Speech Transcription Data

This page brings together information and links related to Manx speech transcription resources, with a particular emphasis on open evaluation sets and research-ready data. The goal is to support the development of speech technologies for Manx, including automatic speech recognition (ASR), text-to-speech (TTS), and machine translation (MT).

None of the original audio files will be uploaded here due to file size constraints and the potential for copyright infringement or restrictive licensing conditions. Where the original recordings are publicly available, a link to the source will be provided alongside the transcriptions, usually in a metadata.tsv file.

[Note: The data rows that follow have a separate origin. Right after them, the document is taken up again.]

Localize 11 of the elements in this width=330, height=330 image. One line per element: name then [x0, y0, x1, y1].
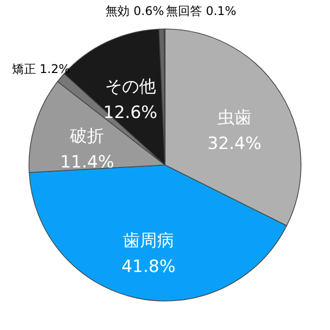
slice-label: 歯周病	[122, 230, 174, 251]
slice-label: 破折	[69, 126, 104, 147]
data-label: 32.4%	[207, 134, 262, 154]
data-label: 12.6%	[103, 103, 158, 124]
slice-label: 矯正 1.2%	[12, 62, 70, 76]
data-label: 41.8%	[121, 256, 176, 277]
slice-label: その他	[104, 77, 156, 98]
slice-label: 無効 0.6%	[106, 4, 164, 18]
slice-label: 無回答 0.1%	[166, 4, 236, 18]
data-label: 11.4%	[60, 152, 114, 173]
slice-label: 虫歯	[217, 108, 252, 128]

Why Build Manx Speech Datasets?

Manx is a low-resource language, making the development of reliable speech and language technologies difficult without carefully curated data. Publicly available transcription datasets help by:

🗣️ Supporting ASR development:
Train and evaluate systems that convert Manx speech into text
🔊 Improving TTS systems:
Model Manx pronunciation and prosody for natural-sounding synthesis
🌍 Advancing MT and S2T tasks:
Enable translation of Manx speech or text into English (and vice versa)
🧭 Benchmarking Spoken Language Identification (SpokenLID):
Evaluate whether systems can correctly identify Manx in multilingual or code-switched contexts

Featured Dataset: Loayr

Loayr is the first segmented speech corpus for Manx, offering manually validated and automatically segmented transcriptions across a range of domains. It supports robust evaluation of ASR, and is structured into training, development, and test sets with consistent metadata and formatting.

For detailed information, data format, statistics, and experimental results, visit the Loayr repository.

Contributing or Requesting Data

Due to size and licensing restrictions, this repository does not host the audio files directly. For data access or to contribute new speech recordings, please contact:

📧 csjbartley1@sheffield.ac.uk

We welcome:

Transcribed Manx recordings
Cleaned or aligned text
Metadata corrections
Evaluation feedback from model developers

Licensing and Attribution

All data referenced in this project has been sourced from publicly available materials and is distributed in accordance with the original creators’ licensing terms. For detailed attribution, consult the metadata files in each dataset.